Nous sommes en crise, le pays est en détresse, arrêtons de nous voiler la face. Les raisons sont bien évidemment la détérioration de l’activité économique. La baisse d’activité du secteur touristique a amené à classer d’un seul coup des créances de l’ordre de 2,4 milliards de dinars, et c’est probablement le cas de plusieurs autres secteurs.

Les difficultés financières dans lesquelles ont été plongées toutes les entreprises publiques, pratiquement toutes déficitaires, ont compliqué plus encore les choses.

Rappelons pour l’exemple que la Stam était bénéficiaire avant qu’Abdelkrim El Harouni devienne ministre du Transport. D’ailleurs, une investigation préliminaire montre que sur les 18 entreprises opérant dans le secteur du transport, 16 sont déficitaires, certaines sont en fait en quasi faillite. Normal, M. Harouni a tellement livré des permis de place et de transport rural aux militants de son parti qu’il a mis à mal les sociétés de transport urbain et interurbain, concurrence déloyale oblige… «Le gouvernement a déjà reconnu que 27 entreprises publiques cumulent des déficits de 3 milliards de dinars dont une bonne partie grève le bilan des banques et plus particulièrement des banques publiques.

En réalité, les déficits sont beaucoup plus importants.
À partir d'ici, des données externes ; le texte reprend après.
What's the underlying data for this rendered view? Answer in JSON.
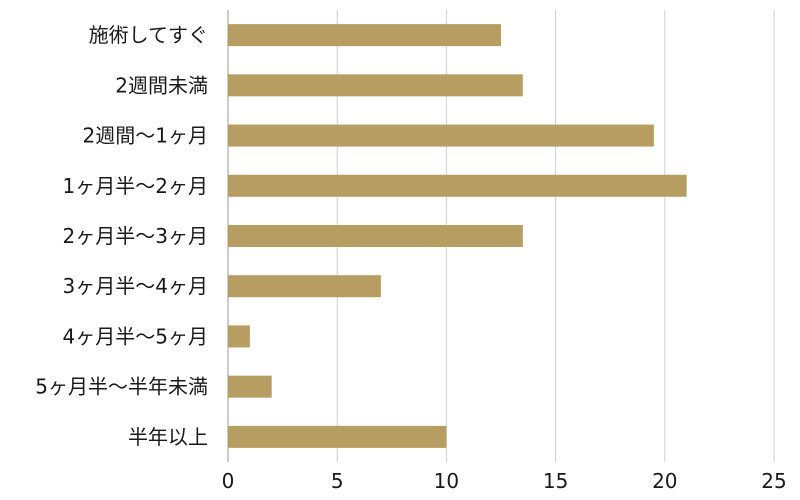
{
  "chart_data": {
    "type": "bar",
    "orientation": "horizontal",
    "categories": [
      "施術してすぐ",
      "2週間未満",
      "2週間〜1ヶ月",
      "1ヶ月半〜2ヶ月",
      "2ヶ月半〜3ヶ月",
      "3ヶ月半〜4ヶ月",
      "4ヶ月半〜5ヶ月",
      "5ヶ月半〜半年未満",
      "半年以上"
    ],
    "values": [
      12.5,
      13.5,
      19.5,
      21,
      13.5,
      7,
      1,
      2,
      10
    ],
    "xlim": [
      0,
      25
    ],
    "xticks": [
      0,
      5,
      10,
      15,
      20,
      25
    ],
    "grid": true,
    "bar_color": "#B89D63",
    "title": "",
    "xlabel": "",
    "ylabel": ""
  }
}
Cela signifie que le niveau de 20% d’actifs accrochés risque encore de s’élever et c’est à l’Etat de payer la facture. Une opération d’assainissement des bilans des banques par la prise en charge de l’Etat des déficits des entreprises publique doit être envisagée à l’instar de ce qui a été fait en 1998. Mais est-ce que l’Etat oserait le faire aujourd’hui? «Peu probable», estime notre expert.

Quant aux actifs accrochés dont parle Néjib Mrad, le génie patriote de la finance et de l’économie, elles ont évolué comme suit par rapport aux engagements bancaires: 24% en 2003, 18% en 2006, 15% en 2008 et 13% en 2010. En 2011, ce taux retrouve une courbe ascendante et atteint les 13,3%. Les décideurs de l’époque n’ont pas classé les 2,4 milliards de dinars des actifs accrochés du secteur touristique en vertu d’une circulaire promulguée par la Banque centrale. La prise en compte de ces montants porterait le niveau des actifs accrochés à 17-18%, mais on ne peut continuer à travestir la réalité sans enlever toute crédibilité aux données chiffrées.

Les difficultés vécues par d’autres entreprises publiques, outre celles du transport, ont vite fait de porter le niveau des créances accrochées à 20%, soit au niveau dans lequel était le pays il ya presque dix ans et plus exactement en 2005.

Messieurs dames les syndicalistes, politiciens (e), leaders de la société civile et businessmen et women des droits de l’Homme, la Tunisie, notre patrie, notre pays, a besoin de sauveurs, de défenseurs et de guerriers. Etes-vous prêts à mener la bataille de cette transition chèrement payée?